GreystatsThis is a story that is best left until you read it for yourself. I choose to review this book during winter because, well, that way you’ll have at least maybe an eighth of feeling of what it was like for Lina. This is a shocking story of the Stalinist repressions of Lithuanians. It’s a story that is written in fiction, but was born from fact and needs to be known.

Sepetys language is brilliant and heartbreaking and frighteningly real. You feel the emotions of the characters, you gasp in breathe at the destitution of their situation. You cry when their heart breaks because your heart is breaking too.

When I was home in America, I had become close to a Lithuanian family. The shocking reality of what these people attempted to survive is…there are no words for how they lived and were taught to never mention a word. This is history, although it’s written in fiction, it is still history that desperately needs to be known.

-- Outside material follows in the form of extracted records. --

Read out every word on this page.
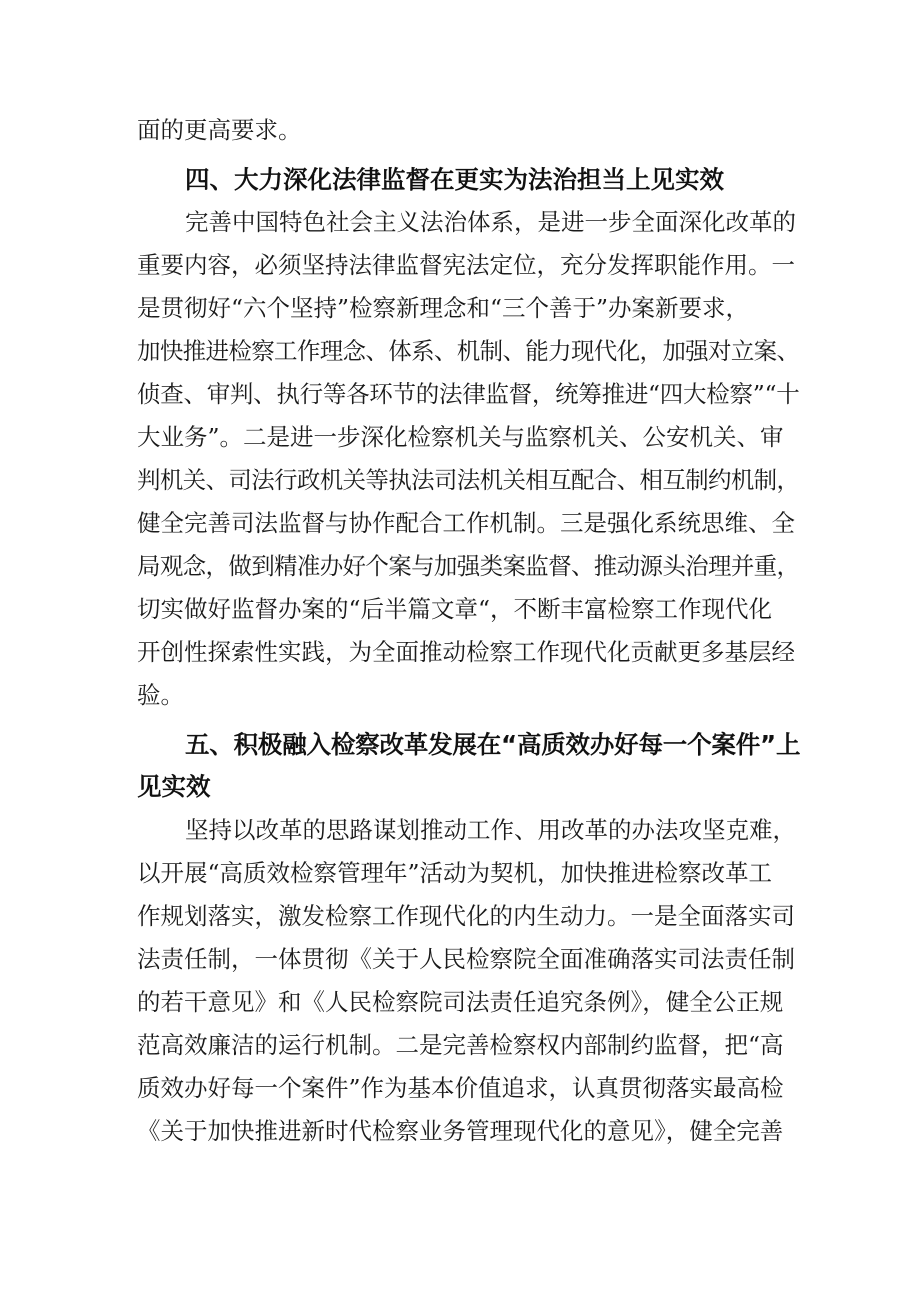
面的更高要求。
四、大力深化法律监督在更实为法治担当上见实效
完善中国特色社会主义法治体系，是进一步全面深化改革的
重要内容，必须坚持法律监督宪法定位，充分发挥职能作用。一
是贯彻好“六个坚持”检察新理念和“三个善于”办案新要求，
加快推进检察工作理念、体系、机制、能力现代化，加强对立案、
侦查、审判、执行等各环节的法律监督，统筹推进“四大检察”“十
大业务”。二是进一步深化检察机关与监察机关、公安机关、审
判机关、司法行政机关等执法司法机关相互配合、相互制约机制，
健全完善司法监督与协作配合工作机制。三是强化系统思维、全
局观念，做到精准办好个案与加强类案监督、推动源头治理并重，
切实做好监督办案的“后半篇文章“，不断丰富检察工作现代化
开创性探索性实践，为全面推动检察工作现代化贡献更多基层经
验。
五、积极融入检察改革发展在“高质效办好每一个案件”上
见实效
坚持以改革的思路谋划推动工作、用改革的办法攻坚克难，
以开展“高质效检察管理年”活动为契机，加快推进检察改革工
作规划落实，激发检察工作现代化的内生动力。一是全面落实司
法责任制，一体贯彻《关于人民检察院全面准确落实司法责任制
的若干意见》和《人民检察院司法责任追究条例》，健全公正规
范高效廉洁的运行机制。二是完善检察权内部制约监督，把“高
质效办好每一个案件”作为基本价值追求，认真贯彻落实最高检
《关于加快推进新时代检察业务管理现代化的意见》，健全完善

In a starkly honest view, Sepetys paints how life would have been life for a Lithuanian family that was highly educated with opinions. Their stories need to be heard, and this book is the one that tells it with grace and civility. Sepetys’ words are hollow, but strong and angering all at the same time. Her book is powerful and it needs to be read. This is a sliver of World War II that grossly goes under the radar.

For those that are sensitive, this might not be the best book, but I can’t back down in how I feel that this novel, although it is fiction, is a fantastic and a frightening depiction of what life was like for Lithuanians during WWII. It’s time their voices be heard. It’s time their stories be known. They are still afraid and that is the powerful message at the end of the story that proves true. For American’s, this is history relatively unknown or understood. That needs to change.

Between Shades of Gray opens up the world during a time when the world was a terrible place. Sepetys does an amazing job making it clear that once the war was over, not everyone won.

This book is not just for teens, but adults would do well to understand the difficulties of those not from this land. This is the eye-opener. This story makes you appreciate what you have. Stop ignoring the past. Between Shades of Gray gives evidence to our future. How will we roll the dice? Let’s be accepting of everyone this time.